[Note 525: ][(retour) ]

Ac uti Æolicis turbatur arena procellis,
Sic intestinis rex fluctuat undique curis.

Ibid., v. 382.

[Note 526: ][(retour) ]

... O si quis mihi Waltarium fugientem
Afferat evinctum, cen nequam forte lyciscam!
Hunc ego mox auro vestirem sæpe recocto,
Et tellure quidem stante hinc atque inde onerarem,
Atque viam penitus clausissem vivo talentis.

Ibid., v. 401 et seqq.

Le poëte nous dit que nul n'osa partir, ni ducs, ni comtes, ni chevaliers, tant le nom de Walter inspirait de frayeur; mais un autre récit traditionnel fait foi qu'il se trouva douze guerriers déterminés qui se mirent en route au grand galop de leurs chevaux.

Arrêtons-nous un instant à cette peinture de la douleur d'Attila, sur laquelle le poëte insiste comme à plaisir. Dans ce désespoir qu'éprouve le Hun à la fuite d'Hildegonde et de Walter, désespoir dont toutes les angoisses nous sont détaillées avec une sorte d'affectation, faut-il ne voir que de la colère? Au contraire, la rage aveugle et insensée qui lui fait perdre un temps précieux pour la poursuite des fugitifs n'a-t-elle pas tous les caractères de la passion? Évidemment Attila aime Hildegonde, et c'est au moment où il voit qu'elle lui est ravie et qu'elle en aime un autre, c'est en ce moment où tout semble perdu, que sa passion se révèle à lui, et éclate au dehors avec une violence frénétique. Si le poëte ne nous le dit pas expressément, il nous le fait entendre assez, et il n'avait pas besoin d'une explication plus formelle avec des lecteurs qui connaissaient d'avance toute l'histoire comme on connaît un conte populaire. Il s'agissait ici particulièrement de la fuite de Walter et d'Hildegonde et de leur rencontre avec les Franks, et tout porte à croire que d'autres poëmes du même cycle étaient consacrés à la peinture d'Attila amoureux. Pour suivre le fil de notre histoire, nous dirons qu'Hildegonde et Walter passèrent en route quatorze jours, suivant la nuit les chemins battus, évitant le jour les villages et les champs en culture. Ils dormaient dans des cavernes ou sous des bois épais, côte à côte, mais comme frère et sœur, nous dit le poëte. Souvent, quand Walter dormait, Hildegonde faisait le guet. Rencontraient-ils un ruisseau, Walter y jetait sa ligne; traversaient-ils un bois, il tendait ses gluaux, ou il abattait les oiseaux à coups de flèches. C'est ainsi qu'ils vécurent tout le long du voyage, car leurs faibles provisions avaient été bientôt épuisées; mais, ajoute le poëte, ils allaient revoir leur doux pays, et cette pensée leur donnait des forces.

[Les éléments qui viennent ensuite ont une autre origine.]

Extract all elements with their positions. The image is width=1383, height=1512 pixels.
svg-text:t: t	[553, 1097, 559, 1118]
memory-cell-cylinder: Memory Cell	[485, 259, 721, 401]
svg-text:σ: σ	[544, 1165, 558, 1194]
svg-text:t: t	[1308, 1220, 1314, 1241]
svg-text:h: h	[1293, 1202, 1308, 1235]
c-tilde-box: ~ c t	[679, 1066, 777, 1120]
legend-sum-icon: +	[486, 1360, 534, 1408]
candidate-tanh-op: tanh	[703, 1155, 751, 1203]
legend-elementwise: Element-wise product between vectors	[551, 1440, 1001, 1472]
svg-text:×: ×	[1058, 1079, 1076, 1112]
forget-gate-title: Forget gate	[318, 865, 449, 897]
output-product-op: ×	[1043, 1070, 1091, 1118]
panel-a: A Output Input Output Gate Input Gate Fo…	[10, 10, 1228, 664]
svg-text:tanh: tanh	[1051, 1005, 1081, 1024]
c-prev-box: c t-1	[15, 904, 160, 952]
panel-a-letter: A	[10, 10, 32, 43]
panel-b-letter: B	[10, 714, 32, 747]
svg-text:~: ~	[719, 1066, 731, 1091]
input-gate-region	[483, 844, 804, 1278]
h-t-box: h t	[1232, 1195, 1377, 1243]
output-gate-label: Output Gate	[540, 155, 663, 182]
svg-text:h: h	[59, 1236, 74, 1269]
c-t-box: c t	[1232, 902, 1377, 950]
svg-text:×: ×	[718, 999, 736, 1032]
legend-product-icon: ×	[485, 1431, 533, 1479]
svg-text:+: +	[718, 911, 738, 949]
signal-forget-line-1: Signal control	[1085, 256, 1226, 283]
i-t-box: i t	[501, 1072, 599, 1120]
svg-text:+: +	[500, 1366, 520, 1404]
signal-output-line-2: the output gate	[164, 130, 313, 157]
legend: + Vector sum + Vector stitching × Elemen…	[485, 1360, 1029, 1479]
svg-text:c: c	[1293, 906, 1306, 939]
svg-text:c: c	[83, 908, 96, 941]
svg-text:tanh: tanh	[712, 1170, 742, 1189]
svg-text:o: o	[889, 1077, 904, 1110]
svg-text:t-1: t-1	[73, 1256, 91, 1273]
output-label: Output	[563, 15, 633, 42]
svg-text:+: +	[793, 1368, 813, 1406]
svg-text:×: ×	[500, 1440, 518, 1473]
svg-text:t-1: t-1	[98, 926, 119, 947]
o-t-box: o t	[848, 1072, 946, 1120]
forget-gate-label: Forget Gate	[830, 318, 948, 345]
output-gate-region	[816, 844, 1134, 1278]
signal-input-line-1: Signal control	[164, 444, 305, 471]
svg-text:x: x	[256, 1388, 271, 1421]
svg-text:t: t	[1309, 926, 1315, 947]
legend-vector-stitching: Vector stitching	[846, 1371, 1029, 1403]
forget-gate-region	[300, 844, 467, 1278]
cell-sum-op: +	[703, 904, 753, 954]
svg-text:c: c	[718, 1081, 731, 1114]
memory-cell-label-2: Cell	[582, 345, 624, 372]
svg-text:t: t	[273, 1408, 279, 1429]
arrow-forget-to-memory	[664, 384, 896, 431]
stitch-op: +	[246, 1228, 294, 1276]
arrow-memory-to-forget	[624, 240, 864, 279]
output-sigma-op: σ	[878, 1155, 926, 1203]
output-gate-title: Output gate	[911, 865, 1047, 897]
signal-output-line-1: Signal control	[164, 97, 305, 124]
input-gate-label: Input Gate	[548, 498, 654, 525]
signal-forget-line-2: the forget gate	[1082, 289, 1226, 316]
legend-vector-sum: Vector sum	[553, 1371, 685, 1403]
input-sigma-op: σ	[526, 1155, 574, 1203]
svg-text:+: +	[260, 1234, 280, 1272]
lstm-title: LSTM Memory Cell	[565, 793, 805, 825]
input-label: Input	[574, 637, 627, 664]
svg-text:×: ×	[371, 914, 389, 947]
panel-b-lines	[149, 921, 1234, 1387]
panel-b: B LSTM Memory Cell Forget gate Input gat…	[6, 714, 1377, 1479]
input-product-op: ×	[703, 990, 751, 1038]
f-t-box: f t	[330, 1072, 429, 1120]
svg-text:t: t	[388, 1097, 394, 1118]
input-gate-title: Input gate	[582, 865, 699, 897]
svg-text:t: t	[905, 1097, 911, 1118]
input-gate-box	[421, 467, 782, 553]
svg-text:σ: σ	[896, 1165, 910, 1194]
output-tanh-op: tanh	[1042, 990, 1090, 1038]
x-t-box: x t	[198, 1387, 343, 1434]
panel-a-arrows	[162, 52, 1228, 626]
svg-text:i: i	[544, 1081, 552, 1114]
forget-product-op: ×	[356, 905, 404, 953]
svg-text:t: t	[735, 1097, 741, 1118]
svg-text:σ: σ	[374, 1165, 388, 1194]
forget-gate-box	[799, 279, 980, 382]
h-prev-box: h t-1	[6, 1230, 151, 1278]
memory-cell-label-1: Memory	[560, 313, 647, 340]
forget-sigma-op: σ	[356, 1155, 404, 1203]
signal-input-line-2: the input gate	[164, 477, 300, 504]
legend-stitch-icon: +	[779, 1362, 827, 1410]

Des récits traditionnels différant du poëme affirment positivement qu'ils furent atteints par les hommes d'Attila, que Walter mit tous les douze hors de combat. Le poëme les fait arriver sans encombre jusqu'aux bords du Rhin, où ils tombent sous la main de brigands plus redoutables cent fois que les Huns, sous la main de Gunther et des guerriers franks. Un poisson du Danube donné par Walter à un batelier du Rhin pour prix de son passage[527], et que celui-ci court vendre à Worms dans le palais du roi, met Gunther sur la piste. Il accourt avec ses braves pour enlever au fugitif ses coffrets et sa femme[528]; mais Walter, après avoir déposé son double trésor dans une caverne dont il défend l'entrée, les tue ou les met en fuite. Hagen lui-même ne rougit pas de se mêler à ce combat inégal contre un frère d'armes et un compagnon de captivité. Cette lutte, dans laquelle l'Aquitain montre sa supériorité sur tous les guerriers franks, est longuement détaillée dans le poëme; c'est même là, à vrai dire, la partie qui y est traitée avec le plus de complaisance, et j'en ai dit la raison probable. Le combat terminé ainsi à son honneur, Walter enfourche un cheval des Franks, replace Hildegonde sur son palefroi, et tous deux regagnent paisiblement l'Aquitaine, où ils se marient. Le moine de Fleury-sur-Loire finit ici son odyssée, tout en nous prévenant que son héros a traversé bien d'autres aventures qui ne sont pas de son sujet[529]: force à nous est donc de recourir aux autres poëmes et sagas sur Attila pour y suivre la trace d'Hildegonde.